NEWPORT BEACH, CA—Those who build entry-level market-rate housing would be devastated by AB199, which would subject all residential projects built on private property to prevailing wage standards, Landmark Capital Advisors managing director Adam Deermount tells GlobeSt.com. Deermount has been watching this bill closely, so we spoke with him about what it would do and its implications for the affordable-housing sector.

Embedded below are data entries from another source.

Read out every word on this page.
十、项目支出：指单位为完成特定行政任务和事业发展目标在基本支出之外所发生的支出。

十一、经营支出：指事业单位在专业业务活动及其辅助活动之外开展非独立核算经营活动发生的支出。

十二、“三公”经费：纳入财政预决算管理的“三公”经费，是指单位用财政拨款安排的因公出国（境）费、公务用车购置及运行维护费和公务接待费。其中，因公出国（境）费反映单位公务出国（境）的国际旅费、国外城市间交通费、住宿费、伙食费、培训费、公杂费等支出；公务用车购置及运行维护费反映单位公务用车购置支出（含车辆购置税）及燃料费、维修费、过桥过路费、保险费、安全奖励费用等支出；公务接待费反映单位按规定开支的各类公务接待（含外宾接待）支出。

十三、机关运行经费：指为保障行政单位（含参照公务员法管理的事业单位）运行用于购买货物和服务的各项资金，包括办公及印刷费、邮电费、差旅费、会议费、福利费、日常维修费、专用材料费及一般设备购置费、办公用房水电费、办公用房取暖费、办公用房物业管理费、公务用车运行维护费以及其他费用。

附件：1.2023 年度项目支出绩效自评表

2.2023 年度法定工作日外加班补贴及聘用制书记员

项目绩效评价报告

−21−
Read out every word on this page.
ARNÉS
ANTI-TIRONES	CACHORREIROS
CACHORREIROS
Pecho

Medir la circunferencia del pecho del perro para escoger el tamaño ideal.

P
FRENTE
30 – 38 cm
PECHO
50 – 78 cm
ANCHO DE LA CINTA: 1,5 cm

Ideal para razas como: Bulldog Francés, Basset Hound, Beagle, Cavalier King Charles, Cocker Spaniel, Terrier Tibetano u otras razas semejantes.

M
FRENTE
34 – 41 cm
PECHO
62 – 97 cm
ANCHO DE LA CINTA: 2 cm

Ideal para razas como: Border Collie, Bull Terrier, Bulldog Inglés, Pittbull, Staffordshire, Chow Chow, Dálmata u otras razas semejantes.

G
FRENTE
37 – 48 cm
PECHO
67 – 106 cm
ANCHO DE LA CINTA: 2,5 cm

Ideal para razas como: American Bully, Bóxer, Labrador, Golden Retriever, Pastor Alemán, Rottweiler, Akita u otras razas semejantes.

GlobeSt.com: How did AB199 come about?

Deermount: Back in the summer of 2016, Governor Brown was pushing a housing proposal that would have allowed any residential project that complied with local zoning and set aside as little as 5% of its units as affordable to be built “as of right.” This measure would have taken more control away from municipalities and NIMBYs and put it in state hands. Construction labor unions demanded a significant modification to the proposal: apply prevailing wage standards to any project built under Governor Brown’s proposal. The prevailing wage standards under this plan would have made the construction of housing economically impossible. Governor Brown refused to give in to union’s demands. As a result, the proposal died.  In late January 2017, Kansen Chu, an assemblyman from San Jose whose largest donors are unions, submitted bill AB199. The bill is an attempt to apply an even broader prevailing wage standard than the unions demanded in their response to Governor Brown’s measure.

GlobeSt.com: What are the implications of this bill?

Deermount: AB199 would subject all residential projects built on private property to prevailing wage standards. Currently, only residential projects built under an agreement with state agencies, RDAs or public-housing authorities are subject to prevailing wage. This measure would make construction of housing much more expensive at a time when California can ill-afford it, in some cases increasing construction costs by 45% to 50%.

GlobeSt.com: How do those in the business of affordable housing feel about this bill?

Deermount: It depends. Some affordable-housing developments already have to be built under prevailing wage, but many do not. It all depends on the type of funding being utilized as to whether or not prevailing wage is required. The bill clearly won’t make a difference for affordable projects that already require prevailing wage. However, many projects that do not currently require prevailing-wage standards will no longer be viable under their current structures.

The segment of the market that will be hardest hit is entry-level market-rate housing. AB199 would be devastating since home prices would need to rise well above current FHA levels to keep new projects viable. Market-rate builders who focus on affordable product are generally opposed to this because it would put many of them out of business.

GlobeSt.com: What else should our readers know about the bill?

Deermount: California is already dealing with an affordable-housing crisis, and a bill like AB199 would only make that crisis worse. Our elected leaders need to focus on legislation that would help to create more well-paying jobs rather than job-killing bills like AB199 that enrich a relatively small number of people at the expense of the housing affordability of the entire state.